Dubai: UAE employees can expect an average salary increase of 5 to 6 per cent this year, which is slightly lower than what they received in 2014, according to the latest research findings by two leading recruitment specialists.

Experts have lowered the forecast for wage adjustments in 2015 mainly due to the uncertainty about oil prices. However, more jobs are expected to be up for grabs this year, with headcounts seen to increase by at least 10 per cent and the gross domestic product (GDP) across the region forecast to continue its growth momentum in 2015.

According to the Morgan McKinley 2015 UAE Salary Guide, salary increases this year will be in line with inflation at around 5 to 6 per cent, while the overall number of new jobs will likely jump by 10 to 12 per cent.

The professional services recruiter said they had earlier forecast 2015 to be “bumper year” in terms of salary growth and job creation, but the decline in oil prices had prompted them to reassess and lower expectations.

“The major caveat is the fall in global oil prices to an eight-year low in 2014,” said Trefor Murphy, managing director at Morgan McKinley UAE.
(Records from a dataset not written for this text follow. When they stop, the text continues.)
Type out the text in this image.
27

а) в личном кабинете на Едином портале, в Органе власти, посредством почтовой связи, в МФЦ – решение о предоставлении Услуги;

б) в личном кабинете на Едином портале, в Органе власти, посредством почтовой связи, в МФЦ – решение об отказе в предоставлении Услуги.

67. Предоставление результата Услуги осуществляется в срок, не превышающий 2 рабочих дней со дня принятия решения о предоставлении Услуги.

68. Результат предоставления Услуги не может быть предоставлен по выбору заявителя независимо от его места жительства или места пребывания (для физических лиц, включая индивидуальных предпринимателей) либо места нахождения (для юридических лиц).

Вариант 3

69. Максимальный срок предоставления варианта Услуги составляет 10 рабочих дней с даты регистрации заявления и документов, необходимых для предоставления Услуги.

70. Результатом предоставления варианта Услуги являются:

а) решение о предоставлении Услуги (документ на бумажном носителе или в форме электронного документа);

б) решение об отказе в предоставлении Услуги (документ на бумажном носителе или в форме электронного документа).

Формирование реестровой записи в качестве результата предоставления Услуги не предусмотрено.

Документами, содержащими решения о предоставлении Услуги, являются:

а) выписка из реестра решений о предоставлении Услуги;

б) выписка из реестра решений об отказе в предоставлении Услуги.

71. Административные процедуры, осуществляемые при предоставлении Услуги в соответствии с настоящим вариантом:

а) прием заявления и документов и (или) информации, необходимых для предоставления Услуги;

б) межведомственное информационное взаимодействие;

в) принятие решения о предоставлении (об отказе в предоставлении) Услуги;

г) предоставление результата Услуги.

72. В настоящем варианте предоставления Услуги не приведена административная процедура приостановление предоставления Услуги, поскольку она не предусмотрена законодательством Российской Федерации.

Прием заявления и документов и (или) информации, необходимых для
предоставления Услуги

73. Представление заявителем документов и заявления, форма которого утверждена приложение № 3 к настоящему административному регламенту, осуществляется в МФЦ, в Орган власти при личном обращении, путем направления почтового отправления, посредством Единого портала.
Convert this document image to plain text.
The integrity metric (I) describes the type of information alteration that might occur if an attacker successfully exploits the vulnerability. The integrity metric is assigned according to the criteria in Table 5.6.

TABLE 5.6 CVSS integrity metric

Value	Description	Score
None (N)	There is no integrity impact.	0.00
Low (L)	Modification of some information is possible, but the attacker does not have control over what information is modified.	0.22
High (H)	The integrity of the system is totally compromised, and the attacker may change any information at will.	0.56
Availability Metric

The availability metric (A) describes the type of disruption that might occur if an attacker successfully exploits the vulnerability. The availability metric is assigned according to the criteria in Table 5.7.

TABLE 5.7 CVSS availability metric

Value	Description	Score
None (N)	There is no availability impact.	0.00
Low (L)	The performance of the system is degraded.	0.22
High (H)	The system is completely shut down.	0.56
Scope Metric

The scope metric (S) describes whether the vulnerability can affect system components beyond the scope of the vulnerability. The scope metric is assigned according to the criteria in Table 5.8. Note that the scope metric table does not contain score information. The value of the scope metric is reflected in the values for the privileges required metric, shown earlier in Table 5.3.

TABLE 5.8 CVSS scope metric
“The current prognosis is that the fall in oil prices is likely to be short-lived. However, if the price should fall further, the economic outlook is likely to change significantly.”

In a separate study by Mercer, a human resource consulting firm which conducts quarterly surveys on salary increases, it was found that employers in the country are planning to grant a median salary increase of 5 per cent. About seven per cent of the companies said they don’t intend to change staff salaries this year.

A number of employees in the UAE will probably continue to feel the pinch on their wallets this year, considering that a 5 per cent salary increase won’t be enough to cover the increases in rent and other living essentials.

The situation is going to make it a bit challenging for employers to source new talent from within the UAE, as candidates based in the country will now be more extra careful about moving jobs. “Locally based candidates will tend to wait for an opportunity offering a major salary hike before moving jobs, and this is a factor depressing the talent supply,” McKinley said in a report.

The cost of renting apartments last year went up by around 15 to 20 per cent, while salaries, according to Mercer’s research data, increased by an average of 5 per cent.

“For many, the actual cost of living is outstripping salary increases with 2014 rents having soared to an annual rate of increase of 15 to 20 per cent,” said Murphy.

“Many employers, however, are holding firm on salaries and will import professionals from abroad.”

Jack Khabbaz, manager, commercial, at Morgan McKinley, said that their salary survey is comprehensive, as it covers a number of industries and functions.

"We are communicating with thousands of candidates in the market place as well as talking to and meeting with senior HR managers, business leaders, hiring managers and talent acquisition teams across the majority of companies," he said.

The survey covered multinational, regional, local and government organisations in the banking, property, construction, energy, FMCG, healthcare, professional services and manufacturing industries.